Find the ending balance in an account that opens with $3,180, earns 11.5% interest compounded monthly, and is held for 20 years. (Round your answer to the nearest cent.)

B=p(12+r)^n
B=3,180(12+0.95)^20
B=1,759.52
Is this correct if not, can someone help me with the steps.

It is not correct. Why would you end up with less money after 20 years of earning interest? True, our banks are ripping us off, but they aren't THAT bad.

Your starting equation is wrong. So are your later calculations. Where did the 0.95 come from?

With monthly compounding 240 times,

B = P*[1 + (r/12)]^240
= 3180*[1.009583333]^240
= $ 31,372.45

Thanks,drwls I see where I made a mistake with the 0.95 but where did the 240 come from.

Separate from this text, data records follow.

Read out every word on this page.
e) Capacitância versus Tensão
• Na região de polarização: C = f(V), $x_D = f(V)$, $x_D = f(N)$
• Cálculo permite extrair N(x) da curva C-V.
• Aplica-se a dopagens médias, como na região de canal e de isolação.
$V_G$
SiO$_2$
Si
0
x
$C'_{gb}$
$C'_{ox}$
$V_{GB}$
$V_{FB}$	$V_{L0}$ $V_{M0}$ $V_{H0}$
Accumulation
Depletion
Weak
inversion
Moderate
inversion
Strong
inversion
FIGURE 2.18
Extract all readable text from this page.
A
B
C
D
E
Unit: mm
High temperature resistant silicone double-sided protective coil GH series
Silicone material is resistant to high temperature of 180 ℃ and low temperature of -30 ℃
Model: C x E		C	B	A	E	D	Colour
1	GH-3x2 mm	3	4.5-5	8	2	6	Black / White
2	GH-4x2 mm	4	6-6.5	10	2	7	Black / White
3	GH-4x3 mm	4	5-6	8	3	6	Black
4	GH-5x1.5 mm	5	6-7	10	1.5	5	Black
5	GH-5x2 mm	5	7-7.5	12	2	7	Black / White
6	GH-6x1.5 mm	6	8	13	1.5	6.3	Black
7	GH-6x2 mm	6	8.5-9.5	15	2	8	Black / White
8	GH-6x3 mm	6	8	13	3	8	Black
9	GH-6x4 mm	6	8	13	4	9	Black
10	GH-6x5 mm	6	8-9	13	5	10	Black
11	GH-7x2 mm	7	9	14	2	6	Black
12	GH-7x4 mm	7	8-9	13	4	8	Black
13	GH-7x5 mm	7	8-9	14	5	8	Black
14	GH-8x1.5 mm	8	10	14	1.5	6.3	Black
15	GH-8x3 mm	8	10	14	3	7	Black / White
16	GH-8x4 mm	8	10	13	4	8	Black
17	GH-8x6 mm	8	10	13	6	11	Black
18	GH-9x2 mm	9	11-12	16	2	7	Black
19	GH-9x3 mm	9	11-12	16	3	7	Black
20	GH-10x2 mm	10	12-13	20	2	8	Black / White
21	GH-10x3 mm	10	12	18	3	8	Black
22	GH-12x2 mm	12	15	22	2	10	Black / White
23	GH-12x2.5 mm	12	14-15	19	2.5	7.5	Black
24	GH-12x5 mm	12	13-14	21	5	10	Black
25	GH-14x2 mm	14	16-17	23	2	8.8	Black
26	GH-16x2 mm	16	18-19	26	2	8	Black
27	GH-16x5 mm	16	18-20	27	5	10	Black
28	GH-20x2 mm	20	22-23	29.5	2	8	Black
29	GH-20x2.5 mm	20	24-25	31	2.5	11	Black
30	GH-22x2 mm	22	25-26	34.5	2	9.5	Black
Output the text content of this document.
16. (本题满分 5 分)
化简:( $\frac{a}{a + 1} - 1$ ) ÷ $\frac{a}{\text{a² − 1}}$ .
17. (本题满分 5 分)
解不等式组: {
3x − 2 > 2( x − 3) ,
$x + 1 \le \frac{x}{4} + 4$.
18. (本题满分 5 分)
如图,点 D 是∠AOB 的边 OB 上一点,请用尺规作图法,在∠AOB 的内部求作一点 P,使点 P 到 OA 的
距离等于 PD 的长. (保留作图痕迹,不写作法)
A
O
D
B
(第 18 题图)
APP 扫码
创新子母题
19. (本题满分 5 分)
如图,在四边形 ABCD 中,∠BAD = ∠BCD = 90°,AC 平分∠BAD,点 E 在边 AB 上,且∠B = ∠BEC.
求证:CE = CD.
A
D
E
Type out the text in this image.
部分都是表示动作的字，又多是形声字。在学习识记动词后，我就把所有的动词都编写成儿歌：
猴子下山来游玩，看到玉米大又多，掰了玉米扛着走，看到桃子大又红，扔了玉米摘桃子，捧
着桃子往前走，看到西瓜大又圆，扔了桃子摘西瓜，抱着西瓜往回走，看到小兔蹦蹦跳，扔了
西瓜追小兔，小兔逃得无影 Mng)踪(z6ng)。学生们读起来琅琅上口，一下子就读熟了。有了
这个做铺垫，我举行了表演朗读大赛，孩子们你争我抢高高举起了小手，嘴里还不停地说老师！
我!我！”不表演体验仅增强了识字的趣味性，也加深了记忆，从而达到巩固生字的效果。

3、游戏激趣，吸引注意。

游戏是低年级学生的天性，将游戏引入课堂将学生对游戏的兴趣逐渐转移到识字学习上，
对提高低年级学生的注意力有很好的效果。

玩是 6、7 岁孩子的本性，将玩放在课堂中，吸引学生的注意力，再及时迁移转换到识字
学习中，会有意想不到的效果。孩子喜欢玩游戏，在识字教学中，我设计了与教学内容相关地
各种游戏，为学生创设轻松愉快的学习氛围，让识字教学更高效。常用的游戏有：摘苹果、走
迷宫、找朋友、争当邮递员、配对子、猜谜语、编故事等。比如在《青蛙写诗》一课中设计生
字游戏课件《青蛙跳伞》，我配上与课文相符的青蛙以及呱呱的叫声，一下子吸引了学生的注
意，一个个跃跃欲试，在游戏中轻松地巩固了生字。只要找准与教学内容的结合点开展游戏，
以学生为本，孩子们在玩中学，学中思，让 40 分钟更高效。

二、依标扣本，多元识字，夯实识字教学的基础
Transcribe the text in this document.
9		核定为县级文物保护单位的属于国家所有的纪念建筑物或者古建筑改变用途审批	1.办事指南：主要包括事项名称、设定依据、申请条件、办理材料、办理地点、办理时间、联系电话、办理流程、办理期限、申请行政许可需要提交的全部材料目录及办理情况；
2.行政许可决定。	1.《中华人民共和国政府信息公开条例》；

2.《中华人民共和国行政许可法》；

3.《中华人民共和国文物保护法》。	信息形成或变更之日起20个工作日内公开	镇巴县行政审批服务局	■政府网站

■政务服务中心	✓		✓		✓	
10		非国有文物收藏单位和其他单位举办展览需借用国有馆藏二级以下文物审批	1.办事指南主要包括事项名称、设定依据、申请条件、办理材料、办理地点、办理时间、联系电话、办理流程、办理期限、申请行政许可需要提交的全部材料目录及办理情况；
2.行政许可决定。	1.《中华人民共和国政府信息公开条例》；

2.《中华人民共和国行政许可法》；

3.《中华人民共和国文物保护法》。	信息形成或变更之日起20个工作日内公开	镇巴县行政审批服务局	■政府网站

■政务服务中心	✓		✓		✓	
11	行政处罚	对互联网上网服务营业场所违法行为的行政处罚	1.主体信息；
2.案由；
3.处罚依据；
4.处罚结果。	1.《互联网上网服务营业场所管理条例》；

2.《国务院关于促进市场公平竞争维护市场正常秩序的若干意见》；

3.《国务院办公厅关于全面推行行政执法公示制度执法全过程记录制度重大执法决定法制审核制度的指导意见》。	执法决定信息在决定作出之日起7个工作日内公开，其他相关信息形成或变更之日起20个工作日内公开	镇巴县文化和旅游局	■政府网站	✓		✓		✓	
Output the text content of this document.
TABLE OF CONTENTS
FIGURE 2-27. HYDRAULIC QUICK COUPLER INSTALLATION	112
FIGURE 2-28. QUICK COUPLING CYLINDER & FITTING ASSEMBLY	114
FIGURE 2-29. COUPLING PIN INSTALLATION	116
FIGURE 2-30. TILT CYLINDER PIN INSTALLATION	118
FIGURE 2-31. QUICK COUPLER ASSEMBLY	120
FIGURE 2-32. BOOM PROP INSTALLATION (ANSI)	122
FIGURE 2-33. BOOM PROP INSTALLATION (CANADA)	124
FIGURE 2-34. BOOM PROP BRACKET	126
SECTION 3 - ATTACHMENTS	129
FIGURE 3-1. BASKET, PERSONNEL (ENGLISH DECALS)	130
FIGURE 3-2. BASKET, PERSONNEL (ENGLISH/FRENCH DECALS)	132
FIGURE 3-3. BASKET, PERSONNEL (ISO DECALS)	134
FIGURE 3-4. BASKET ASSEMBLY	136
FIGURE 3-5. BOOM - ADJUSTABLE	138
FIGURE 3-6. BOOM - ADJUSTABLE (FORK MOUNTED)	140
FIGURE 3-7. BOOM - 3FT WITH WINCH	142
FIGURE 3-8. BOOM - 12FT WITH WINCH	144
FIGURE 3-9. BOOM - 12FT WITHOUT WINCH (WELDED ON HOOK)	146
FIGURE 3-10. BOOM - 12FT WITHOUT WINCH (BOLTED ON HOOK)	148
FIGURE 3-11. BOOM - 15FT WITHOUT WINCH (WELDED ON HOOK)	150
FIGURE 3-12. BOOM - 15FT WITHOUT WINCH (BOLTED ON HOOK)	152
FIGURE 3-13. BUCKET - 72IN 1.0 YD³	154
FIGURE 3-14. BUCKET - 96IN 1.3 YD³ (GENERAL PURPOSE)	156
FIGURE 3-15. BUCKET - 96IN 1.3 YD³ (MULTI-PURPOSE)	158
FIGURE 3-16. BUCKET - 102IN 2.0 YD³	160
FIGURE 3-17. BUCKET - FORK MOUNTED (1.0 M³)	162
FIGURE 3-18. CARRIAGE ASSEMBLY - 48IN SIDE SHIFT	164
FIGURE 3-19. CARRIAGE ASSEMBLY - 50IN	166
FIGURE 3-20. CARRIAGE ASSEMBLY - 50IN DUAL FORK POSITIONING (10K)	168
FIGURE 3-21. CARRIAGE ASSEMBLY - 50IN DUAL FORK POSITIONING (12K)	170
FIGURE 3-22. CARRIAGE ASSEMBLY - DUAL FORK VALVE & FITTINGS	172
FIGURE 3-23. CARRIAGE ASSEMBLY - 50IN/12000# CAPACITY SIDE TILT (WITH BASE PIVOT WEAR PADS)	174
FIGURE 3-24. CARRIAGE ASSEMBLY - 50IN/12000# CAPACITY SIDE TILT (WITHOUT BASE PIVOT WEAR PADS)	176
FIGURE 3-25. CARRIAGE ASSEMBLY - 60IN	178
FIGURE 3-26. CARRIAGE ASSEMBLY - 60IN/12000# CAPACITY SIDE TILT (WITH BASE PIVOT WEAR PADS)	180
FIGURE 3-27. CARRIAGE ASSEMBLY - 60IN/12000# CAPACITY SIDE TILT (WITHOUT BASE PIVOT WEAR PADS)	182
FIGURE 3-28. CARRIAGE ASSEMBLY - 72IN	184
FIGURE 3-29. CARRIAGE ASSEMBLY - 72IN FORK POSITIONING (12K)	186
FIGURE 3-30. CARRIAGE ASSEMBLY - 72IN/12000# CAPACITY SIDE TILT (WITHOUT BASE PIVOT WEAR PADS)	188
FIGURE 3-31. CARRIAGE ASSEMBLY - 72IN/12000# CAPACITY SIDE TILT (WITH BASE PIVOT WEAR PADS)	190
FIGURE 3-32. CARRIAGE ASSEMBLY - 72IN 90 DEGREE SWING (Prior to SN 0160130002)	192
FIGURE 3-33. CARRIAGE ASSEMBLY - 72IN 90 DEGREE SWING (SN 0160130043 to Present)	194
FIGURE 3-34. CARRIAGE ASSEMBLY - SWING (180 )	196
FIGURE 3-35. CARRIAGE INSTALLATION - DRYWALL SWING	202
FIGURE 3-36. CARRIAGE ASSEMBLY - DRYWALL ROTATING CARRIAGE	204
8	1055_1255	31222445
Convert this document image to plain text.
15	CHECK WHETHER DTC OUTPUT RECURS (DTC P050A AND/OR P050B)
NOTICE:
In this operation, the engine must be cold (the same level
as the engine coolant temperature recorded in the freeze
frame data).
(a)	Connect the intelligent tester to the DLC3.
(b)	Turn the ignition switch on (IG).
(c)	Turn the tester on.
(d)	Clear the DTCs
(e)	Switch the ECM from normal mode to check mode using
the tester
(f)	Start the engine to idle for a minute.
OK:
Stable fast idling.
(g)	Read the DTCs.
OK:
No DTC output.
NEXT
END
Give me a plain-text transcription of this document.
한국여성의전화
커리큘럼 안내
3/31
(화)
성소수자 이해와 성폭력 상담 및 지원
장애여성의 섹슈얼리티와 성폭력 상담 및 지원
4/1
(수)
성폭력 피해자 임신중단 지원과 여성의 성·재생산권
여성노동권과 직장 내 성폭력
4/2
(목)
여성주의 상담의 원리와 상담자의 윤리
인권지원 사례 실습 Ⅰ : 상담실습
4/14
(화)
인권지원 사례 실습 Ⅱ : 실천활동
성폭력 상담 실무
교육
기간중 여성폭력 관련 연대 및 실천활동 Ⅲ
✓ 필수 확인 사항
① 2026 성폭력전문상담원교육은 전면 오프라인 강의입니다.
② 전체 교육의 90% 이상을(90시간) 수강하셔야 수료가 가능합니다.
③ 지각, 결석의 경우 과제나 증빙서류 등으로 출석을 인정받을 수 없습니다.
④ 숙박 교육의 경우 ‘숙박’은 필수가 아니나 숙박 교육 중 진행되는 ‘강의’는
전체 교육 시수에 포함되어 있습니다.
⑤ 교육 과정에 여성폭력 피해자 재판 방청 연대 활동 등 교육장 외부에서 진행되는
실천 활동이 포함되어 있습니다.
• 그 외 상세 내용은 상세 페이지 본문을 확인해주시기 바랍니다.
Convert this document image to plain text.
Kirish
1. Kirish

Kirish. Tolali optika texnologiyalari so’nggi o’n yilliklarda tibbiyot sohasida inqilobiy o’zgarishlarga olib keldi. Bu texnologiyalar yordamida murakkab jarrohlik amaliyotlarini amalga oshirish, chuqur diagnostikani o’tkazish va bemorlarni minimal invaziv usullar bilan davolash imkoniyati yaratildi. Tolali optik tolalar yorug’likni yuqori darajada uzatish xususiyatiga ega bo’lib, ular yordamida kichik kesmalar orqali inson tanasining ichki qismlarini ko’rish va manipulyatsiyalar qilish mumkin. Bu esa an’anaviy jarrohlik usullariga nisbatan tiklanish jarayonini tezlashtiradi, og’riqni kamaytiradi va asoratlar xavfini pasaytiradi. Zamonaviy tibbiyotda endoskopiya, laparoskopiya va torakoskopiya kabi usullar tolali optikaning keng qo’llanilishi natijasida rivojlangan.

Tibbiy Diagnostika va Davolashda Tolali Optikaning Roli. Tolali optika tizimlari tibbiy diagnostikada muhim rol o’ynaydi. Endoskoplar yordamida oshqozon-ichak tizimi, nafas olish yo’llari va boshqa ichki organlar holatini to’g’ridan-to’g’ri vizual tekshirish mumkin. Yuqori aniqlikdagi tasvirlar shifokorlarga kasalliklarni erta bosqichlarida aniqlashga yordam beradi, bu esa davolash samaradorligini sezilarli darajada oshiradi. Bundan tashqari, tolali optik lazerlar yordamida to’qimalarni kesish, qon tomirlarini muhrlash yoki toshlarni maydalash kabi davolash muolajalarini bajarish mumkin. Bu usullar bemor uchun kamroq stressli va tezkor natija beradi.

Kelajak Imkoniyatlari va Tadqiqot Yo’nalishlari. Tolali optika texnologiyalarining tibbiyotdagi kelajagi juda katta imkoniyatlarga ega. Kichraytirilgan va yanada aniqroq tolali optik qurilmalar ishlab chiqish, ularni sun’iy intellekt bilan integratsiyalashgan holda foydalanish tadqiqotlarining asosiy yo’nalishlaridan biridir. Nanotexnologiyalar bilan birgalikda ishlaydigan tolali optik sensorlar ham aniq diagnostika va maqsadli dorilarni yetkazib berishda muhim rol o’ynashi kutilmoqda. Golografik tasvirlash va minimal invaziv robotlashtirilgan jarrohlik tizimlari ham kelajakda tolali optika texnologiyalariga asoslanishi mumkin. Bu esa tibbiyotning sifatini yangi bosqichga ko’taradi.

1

To calculate the ending balance in an account with compound interest, you can use the formula:

B = P(1 + r/n)^(nt)

Where:
B = Ending balance
P = Principal amount (initial balance)
r = Annual interest rate (expressed as a decimal)
n = Number of times interest is compounded per year
t = Number of years the money is invested for

Let's break down the steps to calculate the ending balance in your case:

Principal amount (P) = $3,180
Annual interest rate (r) = 11.5% --> Convert it to a decimal by dividing by 100: r = 0.115
Number of times interest is compounded per year (n) = 12 (monthly compounding)
Number of years (t) = 20

Substituting these values into the formula:

B = 3,180(1 + 0.115/12)^(12*20)
B = 3,180(1 + 0.009583333)^240

Now, calculate the value inside the parentheses:

(1 + 0.009583333) = 1.009583333

Next, raise this value to the power of 240:

(1.009583333)^240 = 1.950855413

Finally, multiply this result by the principal amount:

B = 3,180 * 1.950855413 ≈ $6,184.29

So, the correct ending balance in the account after 20 years, with monthly compounding at an 11.5% interest rate, is approximately $6,184.29 (rounded to the nearest cent).